Mariandrie (b. 1989) is a Cypriot artist working primarily with textile and installation art, using material practice to question societal constructs of gender and invite fresh narratives. She holds a BA in Fine Arts from the Lancaster Institute of Contemporary Art, Lancaster University (UK), and an MA in Visual Arts in Education from the European University in Cyprus. Her work has been showcased in three solo exhibitions at The Edit Gallery (CY) in 2025 and 2022 and Phoenix Gallery (GR) in 2022, as well as numerous group exhibitions in galleries, and museums across Cyprus, Greece, the UK, and Cuba.She has also participated in art fairs like the Art Athina fair and Vima Art Fair with the Edit gallery. Notable group exhibitions include Contemporary Womanhood 1.0: Present Femininities at Alex Mylona Museum in Athens, Cyprus Insula: History-Memory-Reality at the Bank of Cyprus Cultural Foundation in Nicosia, and Repetitive Acts at NiMAC in Nicosia. Mariandrie has participated in artist residencies across the globe, including Arthaus Lab in Cuba as part of the 2019 Havana Biennale, Memeraki in Cyprus, Phoenix Gallery in Athens, and Schafhof European Art Forum in Germany. Her artworks are featured in private collections and the prestigious State Gallery of Cyprus. In addition to her artistic practice, Mariandrie has actively contributed to the arts community as a curator, set and costume designer, art teacher, museum educator and gallery assistant. She is represented by The Edit Gallery in Cyprus. She currently lives and works between Cyprus and Greece.

Statement

Mariandrie’s practice exists at the conjunction of seemingly opposing notions, male and female, self and other, rigidity and softness, past and present, creating a space that bridges these dichotomies and opens onto new understandings. By weaving these tensions together, she develops hybrid forms that traverse craft and fine art, challenge inherited gender binaries, and offer inclusive narratives rooted in identity, memory, belonging, and cultural heritage. 

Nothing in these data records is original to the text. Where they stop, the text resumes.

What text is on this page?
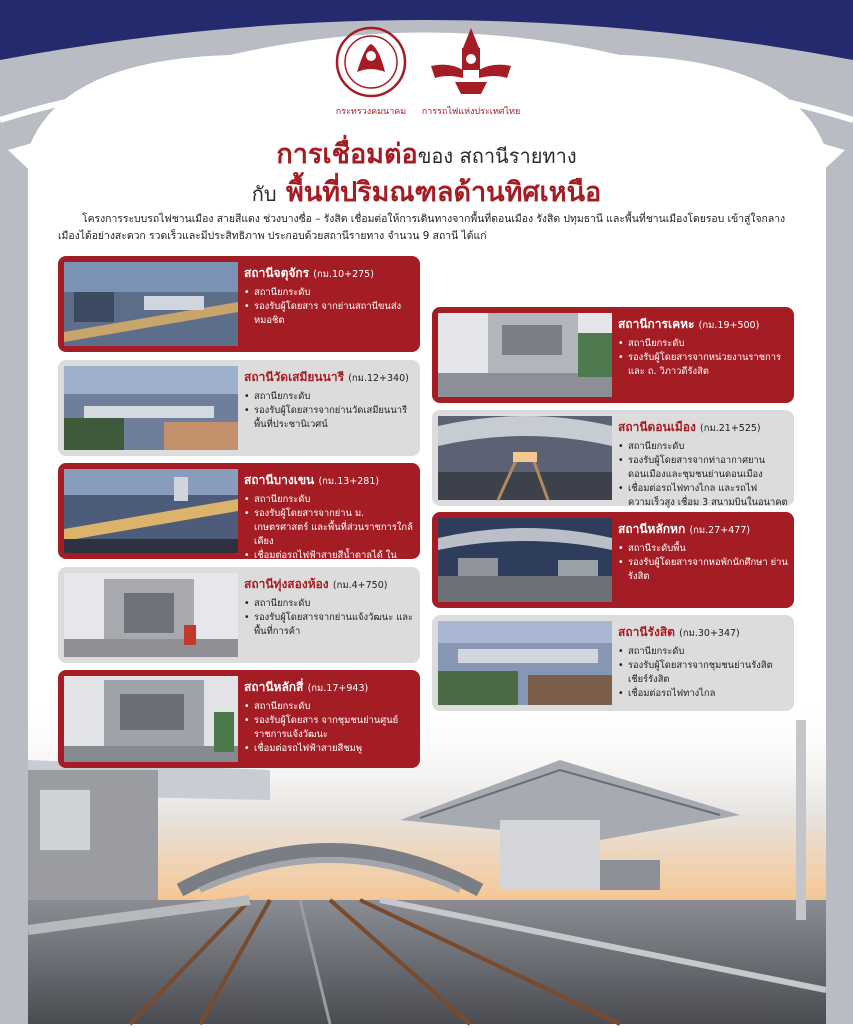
กระทรวงคมนาคม การรถไฟแห่งประเทศไทย
การเชื่อมต่อของ สถานีรายทาง
กับ พื้นที่ปริมณฑลด้านทิศเหนือ
โครงการระบบรถไฟชานเมือง สายสีแดง ช่วงบางซื่อ – รังสิต เชื่อมต่อให้การเดินทางจากพื้นที่ดอนเมือง รังสิต ปทุมธานี และพื้นที่ชานเมืองโดยรอบ เข้าสู่ใจกลางเมืองได้อย่างสะดวก รวดเร็วและมีประสิทธิภาพ ประกอบด้วยสถานีรายทาง จำนวน 9 สถานี ได้แก่
สถานีจตุจักร (กม.10+275)
• สถานียกระดับ
• รองรับผู้โดยสาร จากย่านสถานีขนส่งหมอชิต
สถานีวัดเสมียนนารี (กม.12+340)
• สถานียกระดับ
• รองรับผู้โดยสารจากย่านวัดเสมียนนารี พื้นที่ประชานิเวศน์
สถานีบางเขน (กม.13+281)
• สถานียกระดับ
• รองรับผู้โดยสารจากย่าน ม. เกษตรศาสตร์ และพื้นที่ส่วนราชการใกล้เคียง
• เชื่อมต่อรถไฟฟ้าสายสีน้ำตาลได้ ใน
สถานีทุ่งสองห้อง (กม.4+750)
• สถานียกระดับ
• รองรับผู้โดยสารจากย่านแจ้งวัฒนะ และพื้นที่การค้า
สถานีหลักสี่ (กม.17+943)
• สถานียกระดับ
• รองรับผู้โดยสาร จากชุมชนย่านศูนย์ราชการแจ้งวัฒนะ
• เชื่อมต่อรถไฟฟ้าสายสีชมพู
สถานีการเคหะ (กม.19+500)
• สถานียกระดับ
• รองรับผู้โดยสารจากหน่วยงานราชการ และ ถ. วิภาวดีรังสิต
สถานีดอนเมือง (กม.21+525)
• สถานียกระดับ
• รองรับผู้โดยสารจากท่าอากาศยาน ดอนเมืองและชุมชนย่านดอนเมือง
• เชื่อมต่อรถไฟทางไกล และรถไฟความเร็วสูง เชื่อม 3 สนามบินในอนาคต
สถานีหลักหก (กม.27+477)
• สถานีระดับพื้น
• รองรับผู้โดยสารจากหอพักนักศึกษา ย่านรังสิต
สถานีรังสิต (กม.30+347)
• สถานียกระดับ
• รองรับผู้โดยสารจากชุมชนย่านรังสิต เชียร์รังสิต
• เชื่อมต่อรถไฟทางไกล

Textiles, both inherited and self-constructed, form the core of her material language. Working with traditional techniques such as embroidery, knitting, and sewing, Mariandrie reimagines processes historically associated with domestic and feminine labor. Often combined with text and unconventional materials, these gestures operate as conceptual tools, transforming fiber into a medium of resistance and social reflection. By subverting conventional textile aesthetics and methodologies, she repositions the medium within contemporary art discourse, revealing its emotional, political, and historical resonance. Sensitivity plays a critical role, guiding the work as it moves fluidly between the personal and the universal, and interrogates the gendered frameworks inscribed in color, material, and labor.

At once intimate and assertive, poetic and political, her work reflects on the evolving landscape of womanhood and the ongoing negotiation of gender roles within both society and art theory. It also examines the unstable relationship between subject and object, understood as entities that continually re-invent themselves in relation to one another, bridging the gap between them. Mariandrie invites herself and viewers into a shared reflection on identity and connection, recontextualizing what it means to exist and to create in a world still grappling with inherited divisions, while opening space for more nuanced understandings of the human condition.